Kaneshiro Takeshi. It almost upsets me how smoking hot this specimen is. How is his level of delicious possible?? And subsequently I could not decide which photo to use so all you little shits get lucky with no fewer than six. OH MAN!! I am so jealous that you're looking at these pictures right now.


Japanese baseball player Ichiro. Hey Ichiro! Let's have sex, okay? Okay.


Soccer player Ono Shinji. During the soccer world cup, my kids often asked me which player I liked best. Actually I was torn between Nakata, Miyamoto and Ono, but I thought long and hard (actually thick, and rock-hard, I bet) and decided on Ono. "Ono!" they cried, "But he looks like a monk!" One boy thought a second, and added kindly, "He's always smiling and laughing so I can see why you like him." I guess they see shaved heads as quite Buddhist. I see them as fucking exquisite.

Chen Chang, horse-riding, vast steppe-roaming guy. I would cut my fingertips off for a chance to sniff the armpits on his t-shirt. The first one of you to make fun of his name loses all human rights, mmkay?
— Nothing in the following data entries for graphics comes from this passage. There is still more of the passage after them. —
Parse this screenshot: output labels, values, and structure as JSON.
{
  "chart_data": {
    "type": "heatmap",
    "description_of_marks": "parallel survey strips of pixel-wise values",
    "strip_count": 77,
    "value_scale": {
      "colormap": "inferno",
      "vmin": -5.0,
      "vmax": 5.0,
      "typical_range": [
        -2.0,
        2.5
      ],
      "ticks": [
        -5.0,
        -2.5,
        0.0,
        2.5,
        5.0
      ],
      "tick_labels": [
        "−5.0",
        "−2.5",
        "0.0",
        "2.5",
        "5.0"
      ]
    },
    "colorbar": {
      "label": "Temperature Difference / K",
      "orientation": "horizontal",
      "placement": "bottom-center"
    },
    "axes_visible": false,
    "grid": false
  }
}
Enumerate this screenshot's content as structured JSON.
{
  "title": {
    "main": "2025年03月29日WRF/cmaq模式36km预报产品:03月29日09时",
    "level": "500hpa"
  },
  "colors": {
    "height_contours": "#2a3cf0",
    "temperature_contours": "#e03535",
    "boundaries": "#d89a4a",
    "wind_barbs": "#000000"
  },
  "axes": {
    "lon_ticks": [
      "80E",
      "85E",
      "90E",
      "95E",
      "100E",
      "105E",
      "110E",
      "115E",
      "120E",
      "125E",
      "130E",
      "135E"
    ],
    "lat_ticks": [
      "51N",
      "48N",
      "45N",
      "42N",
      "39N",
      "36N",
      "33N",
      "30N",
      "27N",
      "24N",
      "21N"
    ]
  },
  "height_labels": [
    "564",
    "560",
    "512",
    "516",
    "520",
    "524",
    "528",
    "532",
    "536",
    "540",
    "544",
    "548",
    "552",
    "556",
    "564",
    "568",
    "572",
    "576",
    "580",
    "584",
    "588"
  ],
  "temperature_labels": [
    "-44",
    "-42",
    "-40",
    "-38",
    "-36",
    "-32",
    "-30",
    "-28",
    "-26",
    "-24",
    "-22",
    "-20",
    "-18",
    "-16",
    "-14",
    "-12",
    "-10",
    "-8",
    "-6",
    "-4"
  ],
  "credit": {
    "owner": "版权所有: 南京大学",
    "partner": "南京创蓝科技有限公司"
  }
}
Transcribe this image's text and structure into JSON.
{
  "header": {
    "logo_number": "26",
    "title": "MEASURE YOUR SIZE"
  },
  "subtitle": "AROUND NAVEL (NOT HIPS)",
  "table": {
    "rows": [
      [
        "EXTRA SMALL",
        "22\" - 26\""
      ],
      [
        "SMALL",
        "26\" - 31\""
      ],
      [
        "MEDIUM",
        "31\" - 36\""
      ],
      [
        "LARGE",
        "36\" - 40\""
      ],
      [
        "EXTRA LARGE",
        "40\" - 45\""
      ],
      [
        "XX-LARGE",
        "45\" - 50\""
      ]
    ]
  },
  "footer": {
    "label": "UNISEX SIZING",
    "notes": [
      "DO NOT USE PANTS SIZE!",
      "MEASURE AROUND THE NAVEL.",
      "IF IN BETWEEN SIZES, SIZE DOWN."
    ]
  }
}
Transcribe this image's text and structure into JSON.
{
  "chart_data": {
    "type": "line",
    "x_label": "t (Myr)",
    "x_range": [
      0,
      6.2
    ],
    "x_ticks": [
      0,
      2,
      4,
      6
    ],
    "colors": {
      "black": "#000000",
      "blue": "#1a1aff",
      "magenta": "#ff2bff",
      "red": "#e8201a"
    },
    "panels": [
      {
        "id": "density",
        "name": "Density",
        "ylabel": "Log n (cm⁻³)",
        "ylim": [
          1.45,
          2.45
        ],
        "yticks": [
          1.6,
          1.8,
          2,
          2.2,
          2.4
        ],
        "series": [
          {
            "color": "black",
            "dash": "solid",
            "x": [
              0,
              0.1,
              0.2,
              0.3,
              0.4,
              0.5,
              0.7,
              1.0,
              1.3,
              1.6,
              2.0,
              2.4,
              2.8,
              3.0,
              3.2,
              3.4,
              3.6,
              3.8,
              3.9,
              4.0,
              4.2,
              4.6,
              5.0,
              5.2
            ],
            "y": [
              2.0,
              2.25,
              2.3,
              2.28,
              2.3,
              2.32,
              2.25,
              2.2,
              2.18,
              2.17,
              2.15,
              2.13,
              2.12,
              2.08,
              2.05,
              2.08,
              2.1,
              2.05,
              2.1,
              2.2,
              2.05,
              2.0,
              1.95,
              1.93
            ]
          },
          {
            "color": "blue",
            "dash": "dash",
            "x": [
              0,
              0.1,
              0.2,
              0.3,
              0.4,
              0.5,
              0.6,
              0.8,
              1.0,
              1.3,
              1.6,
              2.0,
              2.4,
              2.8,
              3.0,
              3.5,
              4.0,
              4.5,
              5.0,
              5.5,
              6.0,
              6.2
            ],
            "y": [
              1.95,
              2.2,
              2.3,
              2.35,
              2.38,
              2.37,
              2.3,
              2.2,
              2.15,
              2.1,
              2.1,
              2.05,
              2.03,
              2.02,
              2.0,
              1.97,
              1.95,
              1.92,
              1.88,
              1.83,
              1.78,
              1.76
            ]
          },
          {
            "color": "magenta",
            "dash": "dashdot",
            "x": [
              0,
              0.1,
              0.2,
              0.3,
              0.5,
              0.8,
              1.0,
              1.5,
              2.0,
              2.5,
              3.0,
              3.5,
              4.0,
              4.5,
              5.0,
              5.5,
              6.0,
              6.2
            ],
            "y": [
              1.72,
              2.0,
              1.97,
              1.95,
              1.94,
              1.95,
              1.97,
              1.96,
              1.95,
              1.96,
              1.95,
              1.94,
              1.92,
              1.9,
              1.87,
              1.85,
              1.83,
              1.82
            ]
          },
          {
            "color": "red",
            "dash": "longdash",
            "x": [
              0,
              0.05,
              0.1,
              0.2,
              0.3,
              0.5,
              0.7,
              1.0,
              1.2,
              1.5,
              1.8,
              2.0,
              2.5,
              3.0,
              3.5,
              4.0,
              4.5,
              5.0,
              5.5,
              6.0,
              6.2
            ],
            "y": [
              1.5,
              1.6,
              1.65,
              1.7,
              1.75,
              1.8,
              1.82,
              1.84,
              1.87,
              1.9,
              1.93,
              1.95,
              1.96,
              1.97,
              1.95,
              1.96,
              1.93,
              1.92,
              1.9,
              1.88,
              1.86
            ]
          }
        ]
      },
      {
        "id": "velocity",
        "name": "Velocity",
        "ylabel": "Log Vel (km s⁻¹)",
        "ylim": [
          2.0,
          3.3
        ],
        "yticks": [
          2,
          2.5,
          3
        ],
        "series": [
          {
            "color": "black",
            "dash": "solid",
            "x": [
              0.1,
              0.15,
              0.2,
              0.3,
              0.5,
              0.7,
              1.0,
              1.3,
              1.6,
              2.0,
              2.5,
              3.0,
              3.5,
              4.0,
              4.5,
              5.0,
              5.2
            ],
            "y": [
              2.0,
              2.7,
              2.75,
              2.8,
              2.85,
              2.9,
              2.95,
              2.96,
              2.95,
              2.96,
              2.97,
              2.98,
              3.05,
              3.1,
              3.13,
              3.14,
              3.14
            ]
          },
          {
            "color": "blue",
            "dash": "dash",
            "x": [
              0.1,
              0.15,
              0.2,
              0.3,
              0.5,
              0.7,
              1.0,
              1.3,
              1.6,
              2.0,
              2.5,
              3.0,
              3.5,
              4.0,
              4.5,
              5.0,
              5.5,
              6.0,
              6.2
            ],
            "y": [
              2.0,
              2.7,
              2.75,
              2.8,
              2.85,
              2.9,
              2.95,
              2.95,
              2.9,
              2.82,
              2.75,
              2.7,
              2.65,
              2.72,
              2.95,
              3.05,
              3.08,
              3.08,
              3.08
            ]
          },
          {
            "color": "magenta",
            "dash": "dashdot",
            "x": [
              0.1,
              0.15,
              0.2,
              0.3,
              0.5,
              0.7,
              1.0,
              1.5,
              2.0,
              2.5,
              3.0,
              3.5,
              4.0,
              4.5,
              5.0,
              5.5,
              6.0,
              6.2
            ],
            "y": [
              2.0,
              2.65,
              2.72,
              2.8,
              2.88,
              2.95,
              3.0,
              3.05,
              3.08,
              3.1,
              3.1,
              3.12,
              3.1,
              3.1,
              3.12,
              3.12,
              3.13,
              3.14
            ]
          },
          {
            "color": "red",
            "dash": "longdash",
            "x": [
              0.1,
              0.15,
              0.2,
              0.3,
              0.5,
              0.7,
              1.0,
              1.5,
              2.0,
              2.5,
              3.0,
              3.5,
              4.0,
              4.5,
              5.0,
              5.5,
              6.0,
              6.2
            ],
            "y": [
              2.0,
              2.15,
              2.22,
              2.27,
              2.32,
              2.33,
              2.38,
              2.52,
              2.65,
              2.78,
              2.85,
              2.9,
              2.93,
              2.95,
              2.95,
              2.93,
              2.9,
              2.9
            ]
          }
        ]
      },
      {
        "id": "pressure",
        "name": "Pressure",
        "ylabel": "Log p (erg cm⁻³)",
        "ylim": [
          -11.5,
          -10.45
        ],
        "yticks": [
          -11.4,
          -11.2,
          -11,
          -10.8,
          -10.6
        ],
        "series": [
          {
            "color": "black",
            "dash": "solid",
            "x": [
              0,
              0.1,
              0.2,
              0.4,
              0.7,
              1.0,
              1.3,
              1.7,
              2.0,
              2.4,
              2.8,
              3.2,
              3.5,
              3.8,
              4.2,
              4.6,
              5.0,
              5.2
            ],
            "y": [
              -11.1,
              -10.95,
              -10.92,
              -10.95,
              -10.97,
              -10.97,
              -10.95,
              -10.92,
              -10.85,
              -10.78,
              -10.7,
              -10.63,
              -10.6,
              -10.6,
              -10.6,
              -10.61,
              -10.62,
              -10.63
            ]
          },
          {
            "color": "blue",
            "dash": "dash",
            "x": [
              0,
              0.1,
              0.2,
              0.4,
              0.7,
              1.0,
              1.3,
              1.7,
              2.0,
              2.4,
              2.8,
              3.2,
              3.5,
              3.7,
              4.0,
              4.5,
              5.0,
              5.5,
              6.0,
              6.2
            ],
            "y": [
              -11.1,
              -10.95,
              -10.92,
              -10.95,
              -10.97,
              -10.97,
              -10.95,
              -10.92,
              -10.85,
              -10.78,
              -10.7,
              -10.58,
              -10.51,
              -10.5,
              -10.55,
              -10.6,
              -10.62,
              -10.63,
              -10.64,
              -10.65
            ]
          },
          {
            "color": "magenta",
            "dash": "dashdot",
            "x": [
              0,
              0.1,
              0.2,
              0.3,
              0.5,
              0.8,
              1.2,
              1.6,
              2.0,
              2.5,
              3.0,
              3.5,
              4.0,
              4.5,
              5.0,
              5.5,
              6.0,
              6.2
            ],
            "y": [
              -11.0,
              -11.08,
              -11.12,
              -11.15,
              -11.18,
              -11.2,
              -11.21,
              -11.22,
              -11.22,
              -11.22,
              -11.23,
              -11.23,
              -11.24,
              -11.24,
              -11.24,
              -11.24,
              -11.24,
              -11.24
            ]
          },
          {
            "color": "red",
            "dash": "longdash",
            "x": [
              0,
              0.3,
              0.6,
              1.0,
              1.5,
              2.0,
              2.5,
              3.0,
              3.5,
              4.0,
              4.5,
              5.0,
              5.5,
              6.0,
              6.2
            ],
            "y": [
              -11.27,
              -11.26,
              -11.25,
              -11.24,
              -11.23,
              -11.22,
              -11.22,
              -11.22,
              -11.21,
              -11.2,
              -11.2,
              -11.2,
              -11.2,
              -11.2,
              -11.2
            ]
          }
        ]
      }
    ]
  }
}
Back Dormitory Boys. These boys are classic and that is so sexy! Watch them here and here. I mean it, you guys!! Watch or deal with the consequences.
Anyway, today I was inspired by The Beautiful Kind's list and decided to do my own. "Asian" (whatever that means) guys are totally underrated. Sexy sexy sexy!! I'll take a gorgeous-skinned, almond-eyed, lean-limbed Eastern guy over a weak-chinned, red-nosed, flabby Western guy any day.